Kızıl Afacanlar’dan sunum
Akşam semineriyse kampın en genç katılımcıları arasından Kızıl Afacanlar tarafından sunuldu. Çocuklar kendi gibi küçük çocukların maruz kaldığı savaş, yoksulluk gibi sorunları işlediler. Kızıl Afacanlar’ın, dünyada savaşlar yüzünden katledilen ve göç etmek zorunda bırakılan çocuklara dair bilgileri kendi hazırladıkları döviz föylerine yazarak hazırlanması sunuma verdikleri önemi gösteriyordu. Kızıl Afacanlar sunum boyunca heyecanlanmadan tok bir ses tonuyla sunumu yaptılar. Üç Kızıl Afacan parça parça savaş, göçmenlik, silah tekellerinin teşhiri ve çocuk işçilik konularını işledi.
Gecenin sonunda bilgi yarışması vardı. Yine gruplar oluşturuldu. Kamp boyunca seminerlerde aktarılan bilgiler ve genel olarak emperyalist sistemin yarattığı tahribatı işaret eden verilerden oluşan 20 soruluk yarışma gençler arasında tüm sunumların tekrar hatırlanmasını sağladı.
Kamptaki gençlerden bazılarının taklidinden oluşan skeç sunuldu. Skeç gençler tarafından ilgiyle izlendi. Gençler daha sonra kamp ateşi etrafında devrimci marşlar ve türküler söyledi. Yunan bir gencin çaldığı buzuki eşliğinde hep birlikte enternasyonal marşlar söylendi.

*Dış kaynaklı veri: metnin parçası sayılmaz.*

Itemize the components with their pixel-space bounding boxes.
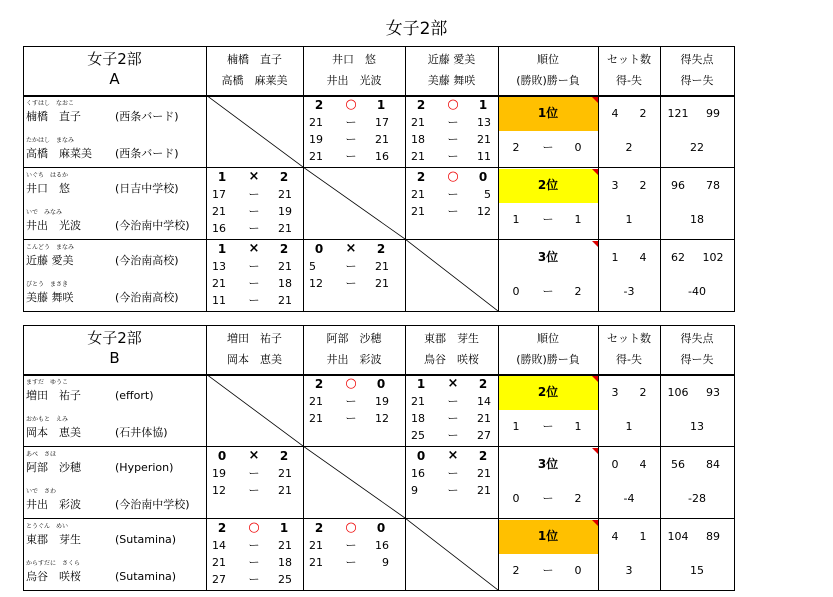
player-club: (今治南高校) [115,291,179,304]
game-score-left: 21 [309,539,323,552]
player-name: 岡本 恵美 [26,426,81,439]
rank-marker [592,448,598,454]
match-sets-lost: 0 [478,170,488,184]
game-score-left: 19 [212,467,226,480]
wins-losses-dash: ー [542,420,554,433]
rank-value: 1位 [537,529,559,543]
player-name: 井口 悠 [26,182,70,195]
game-score-dash: ー [248,205,260,218]
game-score-left: 16 [411,467,425,480]
game-score-dash: ー [248,484,260,497]
player-club: (西条バード) [115,110,179,123]
sets-won: 1 [611,251,619,264]
header-rank: 順位 [537,332,559,345]
game-score-right: 25 [278,573,292,586]
rank-marker [592,97,598,103]
win-circle-icon: ○ [345,520,357,535]
player-club: (Sutamina) [115,570,177,583]
loss-cross-icon: × [248,241,260,256]
game-score-dash: ー [447,412,459,425]
match-sets-lost: 2 [279,242,289,256]
player-club: (effort) [115,389,154,402]
player-name: 楠橋 直子 [26,110,81,123]
game-score-right: 21 [278,222,292,235]
sets-won: 0 [611,458,619,471]
grid-hline [23,590,735,591]
match-sets-won: 2 [314,377,324,391]
player-furigana: いぐち はるか [26,172,69,179]
points-diff: 13 [690,420,704,433]
win-circle-icon: ○ [345,376,357,391]
game-score-right: 21 [278,467,292,480]
sets-diff: 1 [625,213,633,226]
wins-losses-dash: ー [542,285,554,298]
game-score-right: 19 [278,205,292,218]
game-score-right: 21 [278,484,292,497]
game-score-right: 21 [477,484,491,497]
game-score-left: 21 [212,277,226,290]
game-score-dash: ー [248,260,260,273]
game-score-left: 11 [212,294,226,307]
player-name: 増田 祐子 [26,389,81,402]
game-score-dash: ー [447,188,459,201]
header-set: セット数 [607,53,651,66]
game-score-dash: ー [345,116,357,129]
losses-value: 0 [574,141,582,154]
points-diff: 22 [690,141,704,154]
points-for: 56 [671,458,685,471]
column-header-player: 近藤 愛美 [427,53,476,66]
column-header-player: 美藤 舞咲 [427,74,476,87]
game-score-left: 12 [309,277,323,290]
rank-value: 3位 [537,457,559,471]
game-score-left: 21 [309,150,323,163]
player-furigana: こんどう まなみ [26,244,75,251]
column-header-player: 増田 祐子 [227,332,282,345]
loss-cross-icon: × [248,169,260,184]
game-score-right: 18 [278,556,292,569]
self-match-diagonal [405,518,498,590]
wins-value: 0 [512,492,520,505]
wins-losses-dash: ー [542,492,554,505]
sets-won: 3 [611,179,619,192]
wins-losses-dash: ー [542,141,554,154]
group-a-table [23,46,734,313]
player-furigana: おかもと えみ [26,416,69,423]
player-name: 美藤 舞咲 [26,291,74,304]
column-header-player: 高橋 麻莱美 [221,74,288,87]
match-sets-won: 2 [314,521,324,535]
sets-lost: 2 [639,179,647,192]
sets-lost: 1 [639,530,647,543]
points-for: 121 [667,107,689,120]
points-for: 96 [671,179,685,192]
game-score-right: 16 [375,150,389,163]
game-score-dash: ー [345,133,357,146]
match-sets-won: 0 [416,449,426,463]
game-score-right: 5 [484,188,491,201]
sets-lost: 4 [639,458,647,471]
game-score-right: 21 [278,539,292,552]
group-letter: A [109,70,120,88]
rank-marker [592,241,598,247]
column-header-player: 阿部 沙穂 [326,332,382,345]
match-sets-lost: 1 [279,521,289,535]
game-score-left: 5 [309,260,316,273]
player-furigana: いで さわ [26,488,57,495]
column-header-player: 楠橋 直子 [227,53,282,66]
loss-cross-icon: × [447,376,459,391]
header-rank-sub: (勝敗)勝ー負 [516,74,580,87]
match-sets-won: 2 [217,521,227,535]
header-rank: 順位 [537,53,559,66]
sets-diff: 2 [625,141,633,154]
game-score-dash: ー [248,467,260,480]
points-against: 102 [702,251,724,264]
game-score-right: 12 [375,412,389,425]
game-score-dash: ー [345,395,357,408]
game-score-left: 21 [309,412,323,425]
game-score-dash: ー [248,294,260,307]
player-name: 近藤 愛美 [26,254,74,267]
player-club: (西条バード) [115,147,179,160]
page-title: 女子2部 [385,19,448,39]
game-score-dash: ー [248,188,260,201]
loss-cross-icon: × [248,448,260,463]
game-score-right: 17 [375,116,389,129]
column-header-player: 井口 悠 [332,53,376,66]
rank-marker [592,169,598,175]
group-label: 女子2部 [87,329,142,347]
game-score-right: 21 [477,412,491,425]
grid-hline [23,374,735,376]
loss-cross-icon: × [345,241,357,256]
game-score-dash: ー [345,277,357,290]
column-header-player: 鳥谷 咲桜 [424,353,479,366]
player-club: (日吉中学校) [115,182,179,195]
game-score-dash: ー [447,467,459,480]
game-score-left: 9 [411,484,418,497]
grid-hline [23,239,735,240]
player-name: 井出 光波 [26,219,81,232]
grid-vline [734,325,735,590]
header-points-sub: 得ー失 [680,353,714,366]
game-score-dash: ー [447,116,459,129]
sets-won: 4 [611,530,619,543]
player-furigana: からすだに さくら [26,560,81,567]
game-score-left: 12 [212,484,226,497]
player-club: (Sutamina) [115,533,177,546]
header-set-sub: 得-失 [616,353,642,366]
game-score-left: 21 [411,188,425,201]
game-score-right: 9 [382,556,389,569]
player-furigana: あべ さほ [26,451,57,458]
player-name: 井出 彩波 [26,498,81,511]
match-sets-won: 1 [416,377,426,391]
grid-hline [23,518,735,519]
sets-lost: 4 [639,251,647,264]
player-furigana: たかはし まなみ [26,137,75,144]
grid-hline [23,325,735,326]
match-sets-won: 2 [416,98,426,112]
player-furigana: とうぐん めい [26,523,69,530]
rank-marker [592,376,598,382]
sets-diff: -4 [623,492,635,505]
match-sets-lost: 2 [478,377,488,391]
player-name: 阿部 沙穂 [26,461,81,474]
grid-hline [23,95,735,97]
header-set-sub: 得-失 [616,74,642,87]
win-circle-icon: ○ [447,169,459,184]
game-score-right: 27 [477,429,491,442]
match-sets-won: 2 [314,98,324,112]
self-match-diagonal [303,167,405,239]
game-score-right: 11 [477,150,491,163]
game-score-right: 21 [375,133,389,146]
game-score-dash: ー [345,412,357,425]
sets-won: 4 [611,107,619,120]
wins-value: 1 [512,213,520,226]
header-rank-sub: (勝敗)勝ー負 [516,353,580,366]
game-score-dash: ー [447,395,459,408]
player-club: (石井体協) [115,426,168,439]
game-score-left: 18 [411,412,425,425]
player-furigana: ますだ ゆうこ [26,379,69,386]
game-score-right: 14 [477,395,491,408]
points-diff: 18 [690,213,704,226]
player-furigana: びとう まさき [26,281,69,288]
match-sets-won: 2 [416,170,426,184]
rank-value: 2位 [537,178,559,192]
points-against: 84 [706,458,720,471]
game-score-left: 18 [411,133,425,146]
game-score-right: 21 [375,277,389,290]
wins-value: 1 [512,420,520,433]
grid-hline [23,46,735,47]
header-points: 得失点 [680,332,714,345]
game-score-dash: ー [447,484,459,497]
game-score-left: 14 [212,539,226,552]
game-score-left: 19 [309,133,323,146]
game-score-right: 13 [477,116,491,129]
sets-won: 3 [611,386,619,399]
game-score-right: 18 [278,277,292,290]
header-points-sub: 得ー失 [680,74,714,87]
game-score-left: 21 [309,556,323,569]
game-score-left: 16 [212,222,226,235]
player-club: (今治南中学校) [115,498,190,511]
game-score-left: 21 [212,205,226,218]
game-score-left: 21 [411,395,425,408]
points-for: 104 [667,530,689,543]
sets-diff: 1 [625,420,633,433]
group-label: 女子2部 [87,50,142,68]
points-against: 89 [706,530,720,543]
game-score-dash: ー [447,429,459,442]
group-letter: B [109,349,120,367]
match-sets-lost: 2 [478,449,488,463]
points-against: 93 [706,386,720,399]
win-circle-icon: ○ [248,520,260,535]
rank-marker [592,520,598,526]
rank-value: 1位 [537,106,559,120]
game-score-right: 16 [375,539,389,552]
points-diff: 15 [690,564,704,577]
match-sets-won: 0 [217,449,227,463]
column-header-player: 井出 彩波 [326,353,382,366]
game-score-left: 21 [309,116,323,129]
losses-value: 2 [574,285,582,298]
game-score-dash: ー [248,556,260,569]
game-score-dash: ー [345,556,357,569]
game-score-right: 21 [477,133,491,146]
grid-hline [23,311,735,312]
sets-lost: 2 [639,107,647,120]
game-score-dash: ー [345,539,357,552]
match-sets-lost: 2 [279,170,289,184]
player-club: (Hyperion) [115,461,174,474]
win-circle-icon: ○ [447,97,459,112]
rank-value: 2位 [537,385,559,399]
player-name: 東郡 芽生 [26,533,81,546]
match-sets-lost: 1 [478,98,488,112]
column-header-player: 岡本 恵美 [227,353,282,366]
points-for: 106 [667,386,689,399]
game-score-right: 21 [278,188,292,201]
game-score-dash: ー [345,260,357,273]
game-score-left: 21 [212,556,226,569]
match-sets-lost: 0 [376,377,386,391]
losses-value: 0 [574,564,582,577]
match-sets-won: 1 [217,242,227,256]
game-score-left: 27 [212,573,226,586]
wins-value: 0 [512,285,520,298]
self-match-diagonal [206,95,303,167]
sets-lost: 2 [639,386,647,399]
self-match-diagonal [405,239,498,311]
points-for: 62 [671,251,685,264]
game-score-left: 17 [212,188,226,201]
player-furigana: くすはし なおこ [26,100,75,107]
game-score-left: 21 [411,205,425,218]
game-score-right: 21 [278,294,292,307]
game-score-dash: ー [248,573,260,586]
losses-value: 2 [574,492,582,505]
match-sets-lost: 2 [279,449,289,463]
sets-diff: -3 [623,285,635,298]
group-b-table [23,325,734,592]
game-score-dash: ー [447,150,459,163]
header-set: セット数 [607,332,651,345]
losses-value: 1 [574,420,582,433]
game-score-right: 19 [375,395,389,408]
game-score-dash: ー [345,150,357,163]
losses-value: 1 [574,213,582,226]
wins-losses-dash: ー [542,564,554,577]
player-name: 烏谷 咲桜 [26,570,81,583]
win-circle-icon: ○ [345,97,357,112]
match-sets-lost: 1 [376,98,386,112]
game-score-left: 21 [309,395,323,408]
match-sets-won: 1 [217,170,227,184]
game-score-dash: ー [248,277,260,290]
player-club: (今治南中学校) [115,219,190,232]
rank-value: 3位 [537,250,559,264]
game-score-right: 12 [477,205,491,218]
player-furigana: いで みなみ [26,209,63,216]
game-score-right: 21 [278,260,292,273]
column-header-player: 東郡 芽生 [424,332,479,345]
points-against: 99 [706,107,720,120]
match-sets-lost: 2 [376,242,386,256]
self-match-diagonal [206,374,303,446]
wins-value: 2 [512,141,520,154]
grid-vline [734,46,735,311]
game-score-left: 21 [411,150,425,163]
game-score-left: 21 [411,116,425,129]
game-score-dash: ー [248,222,260,235]
header-points: 得失点 [680,53,714,66]
column-header-player: 井出 光波 [326,74,382,87]
game-score-dash: ー [447,133,459,146]
player-club: (今治南高校) [115,254,179,267]
match-sets-lost: 0 [376,521,386,535]
wins-losses-dash: ー [542,213,554,226]
points-diff: -40 [688,285,706,298]
game-score-left: 25 [411,429,425,442]
points-diff: -28 [688,492,706,505]
game-score-right: 21 [375,260,389,273]
game-score-dash: ー [248,539,260,552]
loss-cross-icon: × [447,448,459,463]
wins-value: 2 [512,564,520,577]
self-match-diagonal [303,446,405,518]
game-score-left: 13 [212,260,226,273]
game-score-right: 21 [477,467,491,480]
points-against: 78 [706,179,720,192]
match-sets-won: 0 [314,242,324,256]
sets-diff: 3 [625,564,633,577]
player-name: 高橋 麻菜美 [26,147,92,160]
game-score-dash: ー [447,205,459,218]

6. gün programında RJ’lilerden bir grup geçtiğimiz günlerde kaybettiğimiz BİR-KAR’dan Zeliha yoldaşlarının uğurlamasına katılmak için kamptan ayrıldı. Kalan gençler de Black Mirror dizisinden bir bölüm izleyerek üzerine konuştu. Sosyal medya kullanımını hedef alan bölüm gençlerin ilgisini çekti. Sosyal medya kullanımı, şirketlerin kişi bilgilerini kullanmasını, polisin şirketler karşısında işçi ve emekçilere yaklaşımını aktaran bölüm gençlerin de tartışmalarına zemin oldu. Sonrasındaki tartışmalarda da gençler kendi yaşamlarından örnekler vererek dizinin mesajı üzerinde durdular.
Gençler yemekten sonra çeşitli kolektif oyunlar ve kültürel aktivitelerin final gösterisi hazırlıklarıyla güne devam ettiler.
6. gün programının sonunda Engels Yürüyüşü’ne çağrı yapıldı. Wuppertal kentinde 5 yıldır örgütlenen yürüyüş bu sene Alman sol/sosyalist örgütlerinin de çağrıya karşılık vermesiyle 9 örgüt tarafından ortak hazırlanıyor. RJ’nin de parçası olduğu Engels Yürüyüşü’nün öneminin anlatıldığı çağrıda ilk olarak Wuppertal’daki gençlerin hazırladığı sinevizyonla geçmiş yılların eylem görüntüleri sunuldu. Gençlere eyleme katılmanın önemi ifade edildi.